1. Proprietary Technology
The clearest way to make 10x improvement is to invent something completely new.
Proprietary technology must be at least ten times better than its closest substitute and deliver huge value to customers. This gives the company a massive advantage.
For instance, despite being the seventh search engine, Google outcompeted other search engines because of its proprietary technology for quick page load times and accurate autocomplete suggestions.
Once you radically innovate, you escape the competition and can focus on aspects other than making money while other businesses stay stuck in the struggle for daily survival.
2. Network Effects
Your product should be very valuable to its very first users when the network is necessarily small.
MS Office suite is a classic example of network effects. The number of times organizations have tried to move to free software that has similar features but reverted to the Office suite is baffling. Even today, MS Office’s licenses keep growing because Microsoft created tremendous value for its users when the network was small.

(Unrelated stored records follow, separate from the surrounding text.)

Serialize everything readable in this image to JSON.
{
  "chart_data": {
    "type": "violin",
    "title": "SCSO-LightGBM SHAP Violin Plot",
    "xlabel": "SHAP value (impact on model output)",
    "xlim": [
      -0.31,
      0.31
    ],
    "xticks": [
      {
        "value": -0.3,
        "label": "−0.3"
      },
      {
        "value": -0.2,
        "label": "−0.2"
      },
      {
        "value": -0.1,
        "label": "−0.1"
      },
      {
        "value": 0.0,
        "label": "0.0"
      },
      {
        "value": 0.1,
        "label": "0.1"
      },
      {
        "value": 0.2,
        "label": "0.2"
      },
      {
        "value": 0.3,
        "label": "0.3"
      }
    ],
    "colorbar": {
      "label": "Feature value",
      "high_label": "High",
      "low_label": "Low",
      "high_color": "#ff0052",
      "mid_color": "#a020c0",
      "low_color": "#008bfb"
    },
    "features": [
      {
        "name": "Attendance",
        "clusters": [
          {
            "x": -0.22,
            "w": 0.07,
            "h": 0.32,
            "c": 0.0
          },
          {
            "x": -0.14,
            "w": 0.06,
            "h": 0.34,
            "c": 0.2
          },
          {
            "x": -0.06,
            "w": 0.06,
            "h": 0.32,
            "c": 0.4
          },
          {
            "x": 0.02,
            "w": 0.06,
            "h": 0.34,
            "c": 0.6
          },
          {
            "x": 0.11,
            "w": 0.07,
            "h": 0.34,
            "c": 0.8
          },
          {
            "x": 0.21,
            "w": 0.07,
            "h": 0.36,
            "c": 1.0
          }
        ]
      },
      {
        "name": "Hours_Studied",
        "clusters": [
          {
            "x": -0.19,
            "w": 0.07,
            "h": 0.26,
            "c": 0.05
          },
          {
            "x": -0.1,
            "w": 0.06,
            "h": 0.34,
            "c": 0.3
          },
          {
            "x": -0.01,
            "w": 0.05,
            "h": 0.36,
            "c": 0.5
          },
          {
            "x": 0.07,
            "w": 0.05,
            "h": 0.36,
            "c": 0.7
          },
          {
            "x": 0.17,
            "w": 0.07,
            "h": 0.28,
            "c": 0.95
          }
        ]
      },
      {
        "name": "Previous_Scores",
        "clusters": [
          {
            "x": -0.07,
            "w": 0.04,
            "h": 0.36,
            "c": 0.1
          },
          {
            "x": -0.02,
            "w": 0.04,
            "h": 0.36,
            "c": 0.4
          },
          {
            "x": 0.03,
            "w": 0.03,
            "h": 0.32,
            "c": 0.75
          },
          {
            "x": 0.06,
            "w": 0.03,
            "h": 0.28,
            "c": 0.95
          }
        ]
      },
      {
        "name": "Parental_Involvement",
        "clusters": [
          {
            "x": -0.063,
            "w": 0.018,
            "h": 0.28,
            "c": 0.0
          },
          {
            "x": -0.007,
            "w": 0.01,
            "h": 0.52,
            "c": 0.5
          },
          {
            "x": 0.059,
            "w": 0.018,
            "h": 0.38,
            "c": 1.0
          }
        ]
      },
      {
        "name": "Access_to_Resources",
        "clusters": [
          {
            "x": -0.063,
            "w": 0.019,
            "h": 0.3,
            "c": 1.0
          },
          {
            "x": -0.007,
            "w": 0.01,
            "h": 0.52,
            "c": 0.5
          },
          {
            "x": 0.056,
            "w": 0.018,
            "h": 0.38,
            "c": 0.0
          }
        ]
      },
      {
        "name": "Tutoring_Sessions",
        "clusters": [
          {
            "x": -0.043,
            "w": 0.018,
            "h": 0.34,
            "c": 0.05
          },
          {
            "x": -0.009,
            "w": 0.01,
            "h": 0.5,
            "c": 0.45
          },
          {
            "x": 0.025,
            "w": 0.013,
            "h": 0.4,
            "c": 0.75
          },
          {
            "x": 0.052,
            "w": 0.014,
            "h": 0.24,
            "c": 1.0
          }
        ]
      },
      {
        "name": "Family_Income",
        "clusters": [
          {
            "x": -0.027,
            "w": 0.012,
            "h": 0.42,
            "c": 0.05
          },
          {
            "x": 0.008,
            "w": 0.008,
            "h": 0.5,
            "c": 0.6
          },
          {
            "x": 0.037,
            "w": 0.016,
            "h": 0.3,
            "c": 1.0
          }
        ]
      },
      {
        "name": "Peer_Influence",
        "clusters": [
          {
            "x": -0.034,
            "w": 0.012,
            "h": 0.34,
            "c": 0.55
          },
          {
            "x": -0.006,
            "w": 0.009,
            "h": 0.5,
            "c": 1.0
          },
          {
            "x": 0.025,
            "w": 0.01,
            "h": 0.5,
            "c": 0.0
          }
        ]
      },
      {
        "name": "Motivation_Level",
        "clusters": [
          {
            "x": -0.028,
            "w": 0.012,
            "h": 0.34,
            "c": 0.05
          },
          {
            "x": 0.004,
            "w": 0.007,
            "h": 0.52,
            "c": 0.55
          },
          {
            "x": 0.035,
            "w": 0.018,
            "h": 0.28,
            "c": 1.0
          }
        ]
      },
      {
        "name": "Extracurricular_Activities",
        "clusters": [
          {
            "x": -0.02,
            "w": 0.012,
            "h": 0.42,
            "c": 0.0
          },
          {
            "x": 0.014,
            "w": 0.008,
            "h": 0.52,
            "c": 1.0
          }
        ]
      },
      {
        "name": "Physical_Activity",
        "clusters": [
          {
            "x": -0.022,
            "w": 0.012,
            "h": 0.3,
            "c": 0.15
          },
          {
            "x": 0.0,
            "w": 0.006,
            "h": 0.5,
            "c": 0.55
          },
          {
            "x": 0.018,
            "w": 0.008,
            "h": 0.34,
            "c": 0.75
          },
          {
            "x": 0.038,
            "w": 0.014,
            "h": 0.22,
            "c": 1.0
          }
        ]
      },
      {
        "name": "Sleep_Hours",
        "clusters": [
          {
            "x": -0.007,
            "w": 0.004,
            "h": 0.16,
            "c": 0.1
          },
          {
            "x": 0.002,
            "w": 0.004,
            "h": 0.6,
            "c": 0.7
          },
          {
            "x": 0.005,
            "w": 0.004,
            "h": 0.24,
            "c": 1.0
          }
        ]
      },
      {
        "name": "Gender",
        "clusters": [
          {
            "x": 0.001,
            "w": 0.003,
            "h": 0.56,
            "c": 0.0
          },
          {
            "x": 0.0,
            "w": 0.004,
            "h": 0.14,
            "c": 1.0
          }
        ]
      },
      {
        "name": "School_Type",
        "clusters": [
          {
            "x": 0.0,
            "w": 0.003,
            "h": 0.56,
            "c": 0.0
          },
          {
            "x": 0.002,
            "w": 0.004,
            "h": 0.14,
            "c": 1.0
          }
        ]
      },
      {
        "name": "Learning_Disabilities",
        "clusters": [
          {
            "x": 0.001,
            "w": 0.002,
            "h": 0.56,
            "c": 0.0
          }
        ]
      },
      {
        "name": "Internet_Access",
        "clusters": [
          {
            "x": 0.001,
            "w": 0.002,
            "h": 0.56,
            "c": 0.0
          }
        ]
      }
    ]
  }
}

Instead of trying to capture 1% of a $100 billion market, create 10x value for a tiny initial market so that following the next step becomes easy from there.
3. Economies of Scale
A good startup should have the potential for great scale built into its first design.
A business gets stronger if its fixed costs (engineering, management, office space) can spread out over a larger number of sales.
Amazon built a solid foundation to cater to a niche customer segment: book buyers. Eventually, it used this foundation to scale up in every major area of e-commerce, cloud computing, digital streaming, and artificial intelligence.
Another example is Basecamp which can use a core group of talented people to provide value to millions of separate clients.
4. Branding
A company has a monopoly on its own brand, so creating a strong brand is a powerful way to create a monopoly.
The combination of the three points above enables a business to create a brand so strong that the name becomes a differentiation by itself.
Apple is the strongest example of this point. Many companies tried to copy Apple’s techniques like paid advertising, branded stores, luxurious devices, keynote speeches, high prices, and minimalistic design. But what set Apple apart was its proprietary technology (in hardware and software), economies of scale (which enabled it to dominate pricing for the material it bought), and network effect (thousands of app developers for platforms that millions of users use).
Branding is not just a marketing task. It’s a combination of factors to create products so good that they create a category of their own. The products make a brand, not vice versa.
Tips to Create a Valuable Business
Here are four tips from Thiel.
1. Start Small and Then Scale
Focus on a tiny sect of customers that’s serviced by a handful of or no competitors. PayPal started with eBay power instead of competing for the attention of millions of scattered Individuals. With time, it popularized internet payments and scaled up rapidly to generate cash flows in the long run.
2. Don’t Disrupt
Disruption is a buzzword in the startup and corporate space alike. But Thiel calls it a trivial fad because it makes businesses look at competition rather than at customers. Airbnb and Uber, for instance, saw untapped supplies and unaddressed demands where others saw nothing at all because the others focused too hard on trying to disrupt competition.
Don’t disrupt by trying to create a new market. Instead, tap the ones that already exist but aren’t served. Scaling up becomes easier from there.
3. Be the Best, Not First
The first-mover advantage sounds lucrative since a business can reap profits while competition scrambles to get started. But this “advantage” comes with its own massive challenges – changing buyer behavior, securing funds, creating a new market. Instead, Thiel talks about creating 10x improvement to enjoy substantial profit for years.
Tesla Motors is a powerful example. Though it was a late entrant in the electric car space, it used its last mover advantage and proprietary technology (which Musk generously opened to competitors) to push its followers to embrace a movement.
Zero to One is a must-read for every leader and everyone who wants to become a leader.